Recovering Alcoholic’s Claims Dismissed Because He Did Not Show He Was “Disabled”
A federal court in New York dismissed all claims asserted by a recovering alcoholic under the Americans with Disabilities Act and the Rehabilitation Act for numerous reasons including that he did not show he was “disabled.” Johnson v. N.Y. State Office of Alcoholism & Substance Abuse Servs., No. 16-cv-9769 (S.D.N.Y. March 13, 2018).
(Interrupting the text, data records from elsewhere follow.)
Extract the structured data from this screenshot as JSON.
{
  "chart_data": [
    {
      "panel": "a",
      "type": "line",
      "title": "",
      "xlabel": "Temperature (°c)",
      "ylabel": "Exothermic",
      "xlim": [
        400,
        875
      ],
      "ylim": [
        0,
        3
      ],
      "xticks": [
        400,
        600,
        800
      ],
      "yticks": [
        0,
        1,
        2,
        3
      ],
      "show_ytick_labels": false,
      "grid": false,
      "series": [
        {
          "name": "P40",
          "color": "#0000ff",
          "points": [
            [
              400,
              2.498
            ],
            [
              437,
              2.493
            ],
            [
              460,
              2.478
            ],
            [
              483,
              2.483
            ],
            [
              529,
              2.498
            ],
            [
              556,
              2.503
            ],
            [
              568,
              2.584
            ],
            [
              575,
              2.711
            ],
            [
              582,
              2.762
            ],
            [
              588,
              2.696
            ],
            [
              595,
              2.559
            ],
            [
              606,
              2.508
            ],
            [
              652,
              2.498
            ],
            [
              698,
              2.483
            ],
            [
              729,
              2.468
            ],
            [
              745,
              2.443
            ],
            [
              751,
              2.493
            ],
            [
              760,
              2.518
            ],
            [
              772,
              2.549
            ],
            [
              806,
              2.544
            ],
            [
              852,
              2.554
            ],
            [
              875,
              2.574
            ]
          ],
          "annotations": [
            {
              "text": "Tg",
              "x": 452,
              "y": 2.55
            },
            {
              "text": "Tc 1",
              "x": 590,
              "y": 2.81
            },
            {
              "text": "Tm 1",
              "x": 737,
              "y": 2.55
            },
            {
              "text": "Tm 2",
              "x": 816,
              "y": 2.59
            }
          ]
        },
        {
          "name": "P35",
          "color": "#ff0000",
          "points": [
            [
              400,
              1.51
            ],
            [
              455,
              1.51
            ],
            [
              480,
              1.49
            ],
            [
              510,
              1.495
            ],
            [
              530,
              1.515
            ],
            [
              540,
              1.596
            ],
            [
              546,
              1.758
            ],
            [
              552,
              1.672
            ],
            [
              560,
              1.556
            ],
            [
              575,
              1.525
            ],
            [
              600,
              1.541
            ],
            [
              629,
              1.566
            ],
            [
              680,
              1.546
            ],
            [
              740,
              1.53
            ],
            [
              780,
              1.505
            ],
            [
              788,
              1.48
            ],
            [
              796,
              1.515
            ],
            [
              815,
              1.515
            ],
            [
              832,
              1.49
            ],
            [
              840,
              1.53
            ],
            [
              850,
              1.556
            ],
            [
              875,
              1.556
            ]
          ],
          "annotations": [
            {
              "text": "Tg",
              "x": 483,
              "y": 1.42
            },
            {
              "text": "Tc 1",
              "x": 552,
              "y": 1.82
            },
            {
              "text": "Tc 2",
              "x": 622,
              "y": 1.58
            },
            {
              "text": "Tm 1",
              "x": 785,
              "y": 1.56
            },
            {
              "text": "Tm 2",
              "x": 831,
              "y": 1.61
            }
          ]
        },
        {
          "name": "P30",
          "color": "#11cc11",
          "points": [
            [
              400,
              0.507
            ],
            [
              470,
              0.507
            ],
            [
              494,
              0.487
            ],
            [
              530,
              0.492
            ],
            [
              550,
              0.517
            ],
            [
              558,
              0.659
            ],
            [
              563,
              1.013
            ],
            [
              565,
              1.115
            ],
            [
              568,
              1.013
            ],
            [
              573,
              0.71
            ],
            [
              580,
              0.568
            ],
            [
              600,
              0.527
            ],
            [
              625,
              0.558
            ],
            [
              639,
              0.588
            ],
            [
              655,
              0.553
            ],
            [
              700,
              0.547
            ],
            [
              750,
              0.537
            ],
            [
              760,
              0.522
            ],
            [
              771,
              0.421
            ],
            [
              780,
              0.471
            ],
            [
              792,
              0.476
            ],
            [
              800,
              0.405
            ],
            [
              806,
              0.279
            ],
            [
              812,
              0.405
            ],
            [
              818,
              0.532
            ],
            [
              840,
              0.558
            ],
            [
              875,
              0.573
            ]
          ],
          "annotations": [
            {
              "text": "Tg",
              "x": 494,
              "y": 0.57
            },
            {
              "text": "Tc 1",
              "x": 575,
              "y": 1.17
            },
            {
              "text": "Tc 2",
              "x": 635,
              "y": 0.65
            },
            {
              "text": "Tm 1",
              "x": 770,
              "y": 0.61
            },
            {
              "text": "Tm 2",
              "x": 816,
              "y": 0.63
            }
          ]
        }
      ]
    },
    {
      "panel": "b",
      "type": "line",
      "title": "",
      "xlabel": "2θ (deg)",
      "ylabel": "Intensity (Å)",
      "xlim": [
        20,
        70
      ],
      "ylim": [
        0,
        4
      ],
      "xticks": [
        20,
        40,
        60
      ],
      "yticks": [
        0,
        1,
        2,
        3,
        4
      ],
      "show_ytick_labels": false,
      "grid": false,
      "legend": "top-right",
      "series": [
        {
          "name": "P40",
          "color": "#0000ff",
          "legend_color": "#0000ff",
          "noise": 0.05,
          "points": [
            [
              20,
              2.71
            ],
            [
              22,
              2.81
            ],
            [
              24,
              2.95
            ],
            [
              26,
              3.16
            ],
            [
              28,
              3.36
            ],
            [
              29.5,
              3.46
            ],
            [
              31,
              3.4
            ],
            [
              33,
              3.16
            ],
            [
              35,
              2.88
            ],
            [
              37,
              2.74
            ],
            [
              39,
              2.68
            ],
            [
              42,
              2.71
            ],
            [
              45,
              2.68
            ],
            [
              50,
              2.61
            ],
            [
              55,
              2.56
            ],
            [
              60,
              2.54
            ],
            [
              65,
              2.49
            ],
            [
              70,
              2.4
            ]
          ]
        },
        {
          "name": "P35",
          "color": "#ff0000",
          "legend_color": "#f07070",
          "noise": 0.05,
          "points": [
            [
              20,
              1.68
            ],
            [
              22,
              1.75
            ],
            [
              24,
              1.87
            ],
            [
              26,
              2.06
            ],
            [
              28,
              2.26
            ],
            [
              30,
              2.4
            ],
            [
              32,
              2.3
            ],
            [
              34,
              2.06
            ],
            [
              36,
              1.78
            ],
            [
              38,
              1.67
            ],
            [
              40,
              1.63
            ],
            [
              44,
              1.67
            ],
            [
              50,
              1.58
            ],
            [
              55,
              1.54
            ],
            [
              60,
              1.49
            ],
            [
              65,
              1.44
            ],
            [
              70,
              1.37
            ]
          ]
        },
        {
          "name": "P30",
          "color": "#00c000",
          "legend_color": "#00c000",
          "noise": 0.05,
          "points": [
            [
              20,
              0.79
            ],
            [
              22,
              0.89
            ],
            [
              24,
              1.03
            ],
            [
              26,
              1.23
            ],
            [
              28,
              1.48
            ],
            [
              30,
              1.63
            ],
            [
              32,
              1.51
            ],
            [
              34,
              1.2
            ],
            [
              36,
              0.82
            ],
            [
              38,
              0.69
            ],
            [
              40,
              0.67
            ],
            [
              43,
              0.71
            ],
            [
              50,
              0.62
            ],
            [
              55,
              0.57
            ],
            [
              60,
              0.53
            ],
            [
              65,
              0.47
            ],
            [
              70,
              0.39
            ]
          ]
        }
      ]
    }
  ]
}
Plaintiff, a recovering alcoholic, was a former Addictions Counselor Assistant at the Creedmoor Addiction Treatment Center. He sued his employer, New York State Office of Alcoholism and Substance Abuse Services (“OASAS”) alleging he was harassed, discriminated and retaliated against in violation of the ADA and Rehabilitation Act. Specifically, he alleged that he was passed over for a promotion, denied a transfer, and assigned “jobs nobody wants to do.” He further alleged that he suffered adverse actions in retaliation for both internal complaints he made about purported violations of his clients’ rights, and for a subsequent federal action he filed in 2015. In his view, OASAS “created a hostile work environment” such by giving him negative evaluations, instructing him to confiscate clients’ property, and denying the clients visitation rights.
The Court held that Plaintiff failed to state facts sufficiently connecting his “alleged” disability to his “laundry list of workplace grievances.” The Court centered its analysis on whether Plaintiff adequately pleaded that he was “disabled” under the ADA and Rehabilitation Act. Plaintiff failed to allege that his supervisors regarded him as having a disability or even that they were aware of his alcoholism. He further failed to allege that he had a record of a substantially limiting impairment. The court stated that Plaintiff assumed that he is disabled with the meaning of federal law because he identifies as a “recovering alcoholic.” While alcoholism is recognized as an “impairment” under federal law, “more than a physical or mental impairment is required to satisfy the definition of disability.” A plaintiff must also allege facts showing that his or her status as a recovering addict “substantially limits” one of his or her “major life activities.” Because Plaintiff failed to plead such facts, his disability discrimination and failure to accommodate claims were dismissed.
As to the retaliation claims, the Court concluded that even if Plaintiff could prove that the employer took an “adverse action” against him, he failed to plead facts showing that any alleged adverse action was “because” of his opposition to any unlawful employment practice. Retaliation claims require a plaintiff to allege facts showing a “but-for” causal connection. Plaintiff’s conclusory allegations that the employer took various adverse actions against him in response to his complaints about purported violations of clients’ rights was not sufficient. Additionally, the temporal time frame between the filing of his federal action in April 2015 and the purported adverse actions said to occur in February 2016 was too remote, by itself, to raise an inference of but-for causation.
Similarly, Plaintiff’s hostile work environment claims failed because his collective examples of alleged hostility and workplace abuse fell short of the standard, and his allegations did not establish that the alleged hostile conduct occurred on account of his alleged disability. Accordingly, all of Plaintiff’s claims were dismissed.